At the end of the preparation phases comes the most critical and final step of gluing the two sections. An operation in which it is impossible to go wrong and which must be carried out within two hours, otherwise the composite materials used for gluing will be unusable. Finally, to guarantee maximum solidity of the connection and to obtain a true monoblock, it will be necessary to border the perimeter joint of the crossbar with carbon fiber strips. Once all this is done, you can proceed with the painting, not only for an aesthetic fact but as a protection from UV rays, saltiness but also from possible impacts.

The lower part of the crossbar with a reinforcing bulkhead positioned. ©SP80

SP80, a month of work with Persico Marine technicians

In short, a long procedure that began in early March, when some team members reached Persico Marine to collaborate in the operation, will end by the end of the month. Then, finally, the shipment of the product to Switzerland where the transom will be joined to the cell where the helmsman stays, thus completing the boat. This will open up a new phase in the SP80 challenge which will be able to move from the tests now carried out with a small-scale prototype to testing the potential of its project in real life.

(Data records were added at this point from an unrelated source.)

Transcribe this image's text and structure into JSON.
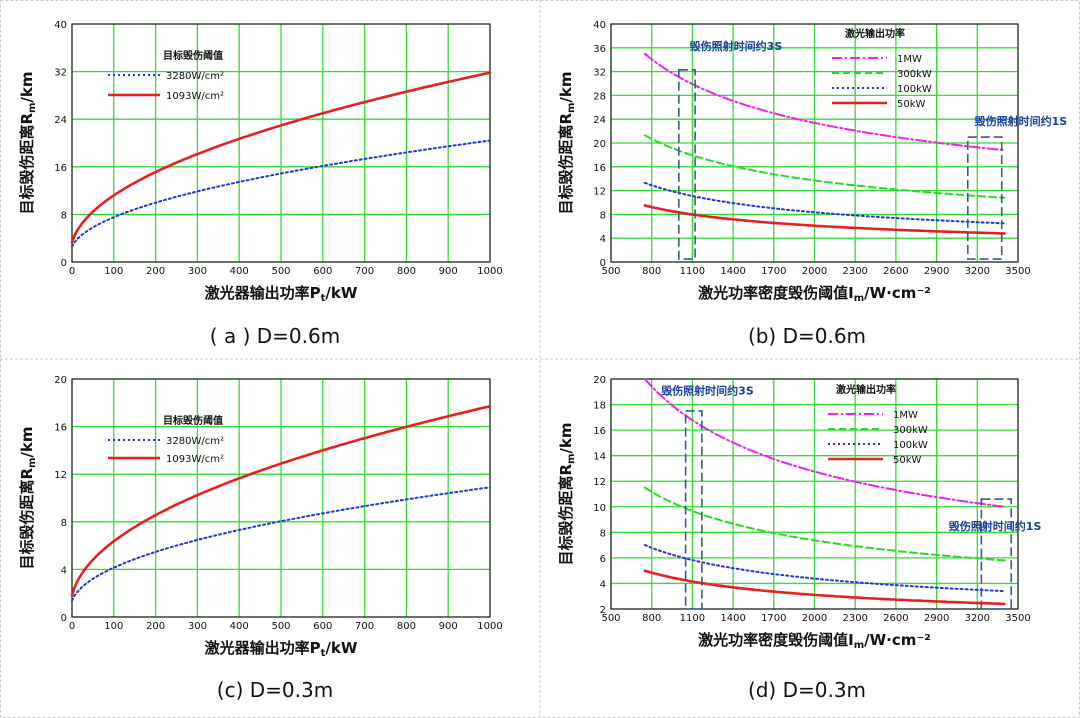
{
  "colors": {
    "grid": "#33dd33",
    "red": "#e62020",
    "blue": "#2233dd",
    "magenta": "#ee22ee",
    "green": "#22dd22",
    "box": "#3a5a8a"
  },
  "chart_data": [
    {
      "type": "line",
      "caption": "( a ) D=0.6m",
      "xlabel_main": "激光器输出功率P",
      "xlabel_sub": "t",
      "xlabel_tail": "/kW",
      "ylabel_main": "目标毁伤距离R",
      "ylabel_sub": "m",
      "ylabel_tail": "/km",
      "xlim": [
        0,
        1000
      ],
      "xticks": [
        0,
        100,
        200,
        300,
        400,
        500,
        600,
        700,
        800,
        900,
        1000
      ],
      "ylim": [
        0,
        40
      ],
      "yticks": [
        0,
        8,
        16,
        24,
        32,
        40
      ],
      "legend_title": "目标毁伤阈值",
      "series": [
        {
          "name": "3280W/cm²",
          "color": "blue",
          "style": "dotted",
          "k": 0.6,
          "p": 0.5
        },
        {
          "name": "1093W/cm²",
          "color": "red",
          "style": "solid",
          "k": 0.96,
          "p": 0.5
        }
      ]
    },
    {
      "type": "line",
      "caption": "(b) D=0.6m",
      "xlabel_main": "激光功率密度毁伤阈值I",
      "xlabel_sub": "m",
      "xlabel_tail": "/W·cm⁻²",
      "ylabel_main": "目标毁伤距离R",
      "ylabel_sub": "m",
      "ylabel_tail": "/km",
      "xlim": [
        500,
        3500
      ],
      "xticks": [
        500,
        800,
        1100,
        1400,
        1700,
        2000,
        2300,
        2600,
        2900,
        3200,
        3500
      ],
      "ylim": [
        0,
        40
      ],
      "yticks": [
        0,
        4,
        8,
        12,
        16,
        20,
        24,
        28,
        32,
        36,
        40
      ],
      "legend_title": "激光输出功率",
      "series": [
        {
          "name": "1MW",
          "color": "magenta",
          "style": "dashdot",
          "y750": 35.0,
          "y3400": 18.8
        },
        {
          "name": "300kW",
          "color": "green",
          "style": "dashed",
          "y750": 21.3,
          "y3400": 10.8
        },
        {
          "name": "100kW",
          "color": "blue",
          "style": "dotted",
          "y750": 13.3,
          "y3400": 6.5
        },
        {
          "name": "50kW",
          "color": "red",
          "style": "solid",
          "y750": 9.5,
          "y3400": 4.8
        }
      ],
      "annotations": [
        {
          "text": "毁伤照射时间约3S",
          "x": 1080,
          "y": 35.6
        },
        {
          "text": "毁伤照射时间约1S",
          "x": 3180,
          "y": 23.0
        }
      ],
      "boxes": [
        {
          "x0": 1000,
          "x1": 1120,
          "y0": 0.5,
          "y1": 32.3
        },
        {
          "x0": 3130,
          "x1": 3380,
          "y0": 0.5,
          "y1": 21.0
        }
      ]
    },
    {
      "type": "line",
      "caption": "(c) D=0.3m",
      "xlabel_main": "激光器输出功率P",
      "xlabel_sub": "t",
      "xlabel_tail": "/kW",
      "ylabel_main": "目标毁伤距离R",
      "ylabel_sub": "m",
      "ylabel_tail": "/km",
      "xlim": [
        0,
        1000
      ],
      "xticks": [
        0,
        100,
        200,
        300,
        400,
        500,
        600,
        700,
        800,
        900,
        1000
      ],
      "ylim": [
        0,
        20
      ],
      "yticks": [
        0,
        4,
        8,
        12,
        16,
        20
      ],
      "legend_title": "目标毁伤阈值",
      "series": [
        {
          "name": "3280W/cm²",
          "color": "blue",
          "style": "dotted",
          "k": 0.4,
          "p": 0.47
        },
        {
          "name": "1093W/cm²",
          "color": "red",
          "style": "solid",
          "k": 0.62,
          "p": 0.48
        }
      ]
    },
    {
      "type": "line",
      "caption": "(d) D=0.3m",
      "xlabel_main": "激光功率密度毁伤阈值I",
      "xlabel_sub": "m",
      "xlabel_tail": "/W·cm⁻²",
      "ylabel_main": "目标毁伤距离R",
      "ylabel_sub": "m",
      "ylabel_tail": "/km",
      "xlim": [
        500,
        3500
      ],
      "xticks": [
        500,
        800,
        1100,
        1400,
        1700,
        2000,
        2300,
        2600,
        2900,
        3200,
        3500
      ],
      "ylim": [
        2,
        20
      ],
      "yticks": [
        2,
        4,
        6,
        8,
        10,
        12,
        14,
        16,
        18,
        20
      ],
      "legend_title": "激光输出功率",
      "series": [
        {
          "name": "1MW",
          "color": "magenta",
          "style": "dashdot",
          "y750": 20.0,
          "y3400": 10.0
        },
        {
          "name": "300kW",
          "color": "green",
          "style": "dashed",
          "y750": 11.5,
          "y3400": 5.8
        },
        {
          "name": "100kW",
          "color": "blue",
          "style": "dotted",
          "y750": 7.0,
          "y3400": 3.4
        },
        {
          "name": "50kW",
          "color": "red",
          "style": "solid",
          "y750": 5.0,
          "y3400": 2.4
        }
      ],
      "annotations": [
        {
          "text": "毁伤照射时间约3S",
          "x": 870,
          "y": 18.8
        },
        {
          "text": "毁伤照射时间约1S",
          "x": 2990,
          "y": 8.2
        }
      ],
      "boxes": [
        {
          "x0": 1050,
          "x1": 1170,
          "y0": 2.0,
          "y1": 17.5
        },
        {
          "x0": 3230,
          "x1": 3450,
          "y0": 2.0,
          "y1": 10.6
        }
      ]
    }
  ]
}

The preparation of the two parts of the crossbar by Persico Marine. ©SP80

There were three friends with an idea

The SP80 project was born on the initiative of three students of the École Polytechnique Fédérale de Lausanne, Xavier Lepercq, Benoit Gaudiot and Mayeul van den Broek who, passionate about sailing and speed, years ago began to think of a record-breaking boat pulled by a sail from kite. The idea came to them from Alain Thebaul’s Hydroptère who in 2009 broke the 50-knot barrier. Then, in 2012, the exploit of Vestas Sailrocket 2 was a further push to the idea and the three begin to experiment (Benoit Gaudiot is a kite expert) with fins for kite boards developed on the basis of hyperventilation of the immersed surfaces. The results were encouraging and in the various tests carried out in the south of France, Benoit reached 41 knots. The fins worked but the resistance that a man could oppose to the driving force of the sail was limited. Maybe with a boat, friends wondered…

The creators of SP80: from left, Xavier Lepercq, Mayeul van den Broek and Benoît Gaudiot. ©Guillaume Fischer

And then in 2021 Richard Mille come

From that question was born the project of an assault on the speed record which first finds the support of P&TS, a Swiss company specializing in patents which allows the idea of ​​the three students to take shape. SP80 is formed and P&TS as academic partner creates a partnership with the École Polytechnique Fédérale which allows other engineers and young students of the École to join the team. It is this new facility that develops the small-scale prototype that begins to carry out tests on Lake Geneva. Tests leading to the definition of the final project. Then, in 2021, the turning point with the entry of Richard Mille (Here all our posts about Richard Mille) as title sponsor and the start of the construction of the central cell by Persico Marine which uses the special Carbon TPT, the same material used to make the cases of Richard Mille watches.

The SP80 model with the connection structure at the stern with the regulation cables to the kite sail. ©SP80

SP80, three times faster than the wind

Persico Marine delivered the hull with the cockpit to the SP80 team in the spring of 2022. Now it’s the turn of the transom and soon the SP80 kiteboat, 7 meters long and weighing 150 kilograms, will be assembled and tested with a sail which, depending on the wind conditions, may have a surface area of ​​between 20 and 50 square metres. 

The stern view shows the particular structure of SP80. ©SP80

The first “launches, in the summer, in the south of France. “Our goal” says Mayeul van den Broek “is to reach 80 knots, about 150 km/h, with 25 knots of wind which is 45 km/h. So these are not extreme wind conditions and our boat will be able to sail three times faster than the wind speed!”.